As an avid rider and a descendent of horse and mule trainers, I know first hand the healing power of a horse and herd behavior. However, my journey as an equine specialist, and now an equine-assisted psychotherapist, evolved from the expressive arts. This combination of equine and expressive arts is a healing art in itself culminating in a co- and self-regulatory sensorimotor practice, resulting in transformational meaning making experiences. My own drawing practice as child–literally on any surface–signaled to my artist, writer, and horse-riding grandmother that art would be a pathway to my career as an expressive arts therapist. What has unfolded in my practice, since 1997, is the integration of expressive arts and therapeutic riding for residential treatment centers in the form of process groups; the use of phototherapy techniques to create personal narratives from therapeutic riding/groundwork experiences with youth offenders, individuals diagnosed with TBI, sensory processing disorders, acute stress disorder, ASD, and PTSD. However, for me, equine-assisted expressive arts therapy as an embodied “felt sense” experience emerged from our collaborative programs that were “situated” in indigenous communities: this approach reaffirmed the healing aspects of “bottom up” interventions. As a result, sensorimotor exploration and hemispheric integration across the midline (bilateral stimulation) comprise the foci of the equine-assisted expressive arts therapy approach with respect to regulatory processes, for example, response artwork (painting, clay, nature art), mindfulness-based and bilateral movement, visual journaling exercises, fiber art (felting, weaving), and sound (humming, drumming, singing).
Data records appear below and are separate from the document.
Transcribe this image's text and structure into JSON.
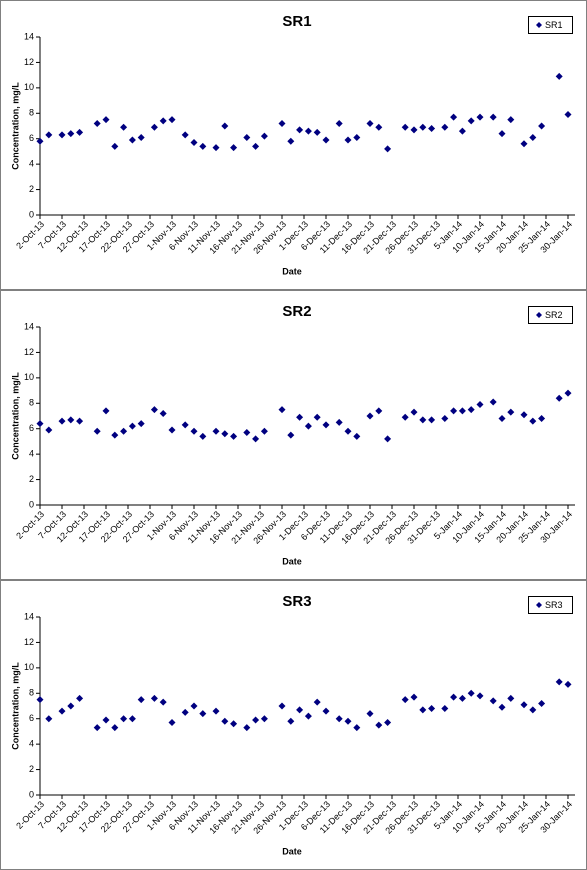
{
  "chart_data": [
    {
      "type": "scatter",
      "title": "SR1",
      "x_label": "Date",
      "y_label": "Concentration, mg/L",
      "x": [
        "2-Oct-13",
        "4-Oct-13",
        "7-Oct-13",
        "9-Oct-13",
        "11-Oct-13",
        "15-Oct-13",
        "17-Oct-13",
        "19-Oct-13",
        "21-Oct-13",
        "23-Oct-13",
        "25-Oct-13",
        "28-Oct-13",
        "30-Oct-13",
        "1-Nov-13",
        "4-Nov-13",
        "6-Nov-13",
        "8-Nov-13",
        "11-Nov-13",
        "13-Nov-13",
        "15-Nov-13",
        "18-Nov-13",
        "20-Nov-13",
        "22-Nov-13",
        "26-Nov-13",
        "28-Nov-13",
        "30-Nov-13",
        "2-Dec-13",
        "4-Dec-13",
        "6-Dec-13",
        "9-Dec-13",
        "11-Dec-13",
        "13-Dec-13",
        "16-Dec-13",
        "18-Dec-13",
        "20-Dec-13",
        "24-Dec-13",
        "26-Dec-13",
        "28-Dec-13",
        "30-Dec-13",
        "2-Jan-14",
        "4-Jan-14",
        "6-Jan-14",
        "8-Jan-14",
        "10-Jan-14",
        "13-Jan-14",
        "15-Jan-14",
        "17-Jan-14",
        "20-Jan-14",
        "22-Jan-14",
        "24-Jan-14",
        "28-Jan-14",
        "30-Jan-14"
      ],
      "series": [
        {
          "name": "SR1",
          "color": "#000080",
          "values": [
            5.8,
            6.3,
            6.3,
            6.4,
            6.5,
            7.2,
            7.5,
            5.4,
            6.9,
            5.9,
            6.1,
            6.9,
            7.4,
            7.5,
            6.3,
            5.7,
            5.4,
            5.3,
            7.0,
            5.3,
            6.1,
            5.4,
            6.2,
            7.2,
            5.8,
            6.7,
            6.6,
            6.5,
            5.9,
            7.2,
            5.9,
            6.1,
            7.2,
            6.9,
            5.2,
            6.9,
            6.7,
            6.9,
            6.8,
            6.9,
            7.7,
            6.6,
            7.4,
            7.7,
            7.7,
            6.4,
            7.5,
            5.6,
            6.1,
            7.0,
            10.9,
            7.9
          ]
        }
      ],
      "xlim": [
        "2-Oct-13",
        "30-Jan-14"
      ],
      "xticks": [
        "2-Oct-13",
        "7-Oct-13",
        "12-Oct-13",
        "17-Oct-13",
        "22-Oct-13",
        "27-Oct-13",
        "1-Nov-13",
        "6-Nov-13",
        "11-Nov-13",
        "16-Nov-13",
        "21-Nov-13",
        "26-Nov-13",
        "1-Dec-13",
        "6-Dec-13",
        "11-Dec-13",
        "16-Dec-13",
        "21-Dec-13",
        "26-Dec-13",
        "31-Dec-13",
        "5-Jan-14",
        "10-Jan-14",
        "15-Jan-14",
        "20-Jan-14",
        "25-Jan-14",
        "30-Jan-14"
      ],
      "ylim": [
        0,
        14
      ],
      "yticks": [
        0,
        2,
        4,
        6,
        8,
        10,
        12,
        14
      ],
      "legend": "upper right"
    },
    {
      "type": "scatter",
      "title": "SR2",
      "x_label": "Date",
      "y_label": "Concentration, mg/L",
      "x": [
        "2-Oct-13",
        "4-Oct-13",
        "7-Oct-13",
        "9-Oct-13",
        "11-Oct-13",
        "15-Oct-13",
        "17-Oct-13",
        "19-Oct-13",
        "21-Oct-13",
        "23-Oct-13",
        "25-Oct-13",
        "28-Oct-13",
        "30-Oct-13",
        "1-Nov-13",
        "4-Nov-13",
        "6-Nov-13",
        "8-Nov-13",
        "11-Nov-13",
        "13-Nov-13",
        "15-Nov-13",
        "18-Nov-13",
        "20-Nov-13",
        "22-Nov-13",
        "26-Nov-13",
        "28-Nov-13",
        "30-Nov-13",
        "2-Dec-13",
        "4-Dec-13",
        "6-Dec-13",
        "9-Dec-13",
        "11-Dec-13",
        "13-Dec-13",
        "16-Dec-13",
        "18-Dec-13",
        "20-Dec-13",
        "24-Dec-13",
        "26-Dec-13",
        "28-Dec-13",
        "30-Dec-13",
        "2-Jan-14",
        "4-Jan-14",
        "6-Jan-14",
        "8-Jan-14",
        "10-Jan-14",
        "13-Jan-14",
        "15-Jan-14",
        "17-Jan-14",
        "20-Jan-14",
        "22-Jan-14",
        "24-Jan-14",
        "28-Jan-14",
        "30-Jan-14"
      ],
      "series": [
        {
          "name": "SR2",
          "color": "#000080",
          "values": [
            6.4,
            5.9,
            6.6,
            6.7,
            6.6,
            5.8,
            7.4,
            5.5,
            5.8,
            6.2,
            6.4,
            7.5,
            7.2,
            5.9,
            6.3,
            5.8,
            5.4,
            5.8,
            5.6,
            5.4,
            5.7,
            5.2,
            5.8,
            7.5,
            5.5,
            6.9,
            6.2,
            6.9,
            6.3,
            6.5,
            5.8,
            5.4,
            7.0,
            7.4,
            5.2,
            6.9,
            7.3,
            6.7,
            6.7,
            6.8,
            7.4,
            7.4,
            7.5,
            7.9,
            8.1,
            6.8,
            7.3,
            7.1,
            6.6,
            6.8,
            8.4,
            8.8
          ]
        }
      ],
      "xlim": [
        "2-Oct-13",
        "30-Jan-14"
      ],
      "xticks": [
        "2-Oct-13",
        "7-Oct-13",
        "12-Oct-13",
        "17-Oct-13",
        "22-Oct-13",
        "27-Oct-13",
        "1-Nov-13",
        "6-Nov-13",
        "11-Nov-13",
        "16-Nov-13",
        "21-Nov-13",
        "26-Nov-13",
        "1-Dec-13",
        "6-Dec-13",
        "11-Dec-13",
        "16-Dec-13",
        "21-Dec-13",
        "26-Dec-13",
        "31-Dec-13",
        "5-Jan-14",
        "10-Jan-14",
        "15-Jan-14",
        "20-Jan-14",
        "25-Jan-14",
        "30-Jan-14"
      ],
      "ylim": [
        0,
        14
      ],
      "yticks": [
        0,
        2,
        4,
        6,
        8,
        10,
        12,
        14
      ],
      "legend": "upper right"
    },
    {
      "type": "scatter",
      "title": "SR3",
      "x_label": "Date",
      "y_label": "Concentration, mg/L",
      "x": [
        "2-Oct-13",
        "4-Oct-13",
        "7-Oct-13",
        "9-Oct-13",
        "11-Oct-13",
        "15-Oct-13",
        "17-Oct-13",
        "19-Oct-13",
        "21-Oct-13",
        "23-Oct-13",
        "25-Oct-13",
        "28-Oct-13",
        "30-Oct-13",
        "1-Nov-13",
        "4-Nov-13",
        "6-Nov-13",
        "8-Nov-13",
        "11-Nov-13",
        "13-Nov-13",
        "15-Nov-13",
        "18-Nov-13",
        "20-Nov-13",
        "22-Nov-13",
        "26-Nov-13",
        "28-Nov-13",
        "30-Nov-13",
        "2-Dec-13",
        "4-Dec-13",
        "6-Dec-13",
        "9-Dec-13",
        "11-Dec-13",
        "13-Dec-13",
        "16-Dec-13",
        "18-Dec-13",
        "20-Dec-13",
        "24-Dec-13",
        "26-Dec-13",
        "28-Dec-13",
        "30-Dec-13",
        "2-Jan-14",
        "4-Jan-14",
        "6-Jan-14",
        "8-Jan-14",
        "10-Jan-14",
        "13-Jan-14",
        "15-Jan-14",
        "17-Jan-14",
        "20-Jan-14",
        "22-Jan-14",
        "24-Jan-14",
        "28-Jan-14",
        "30-Jan-14"
      ],
      "series": [
        {
          "name": "SR3",
          "color": "#000080",
          "values": [
            7.5,
            6.0,
            6.6,
            7.0,
            7.6,
            5.3,
            5.9,
            5.3,
            6.0,
            6.0,
            7.5,
            7.6,
            7.3,
            5.7,
            6.5,
            7.0,
            6.4,
            6.6,
            5.8,
            5.6,
            5.3,
            5.9,
            6.0,
            7.0,
            5.8,
            6.7,
            6.2,
            7.3,
            6.6,
            6.0,
            5.8,
            5.3,
            6.4,
            5.5,
            5.7,
            7.5,
            7.7,
            6.7,
            6.8,
            6.8,
            7.7,
            7.6,
            8.0,
            7.8,
            7.4,
            6.9,
            7.6,
            7.1,
            6.7,
            7.2,
            8.9,
            8.7
          ]
        }
      ],
      "xlim": [
        "2-Oct-13",
        "30-Jan-14"
      ],
      "xticks": [
        "2-Oct-13",
        "7-Oct-13",
        "12-Oct-13",
        "17-Oct-13",
        "22-Oct-13",
        "27-Oct-13",
        "1-Nov-13",
        "6-Nov-13",
        "11-Nov-13",
        "16-Nov-13",
        "21-Nov-13",
        "26-Nov-13",
        "1-Dec-13",
        "6-Dec-13",
        "11-Dec-13",
        "16-Dec-13",
        "21-Dec-13",
        "26-Dec-13",
        "31-Dec-13",
        "5-Jan-14",
        "10-Jan-14",
        "15-Jan-14",
        "20-Jan-14",
        "25-Jan-14",
        "30-Jan-14"
      ],
      "ylim": [
        0,
        14
      ],
      "yticks": [
        0,
        2,
        4,
        6,
        8,
        10,
        12,
        14
      ],
      "legend": "upper right"
    }
  ]
}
How exactly do we operationalize Equine-Assisted Expressive Arts Therapy?
(Initial Thoughts)
Equine-Assisted Expressive Arts Therapy incorporates all five disciplines of the expressive arts (visual, dance/movement, music, drama/theater, and writing/poetry) with equine-assisted psychotherapy. This multimodal, sensorimotor-based approach interweaves the healing power of the expressive arts with established equine-assisted models to provide a dynamically oriented approach to therapy.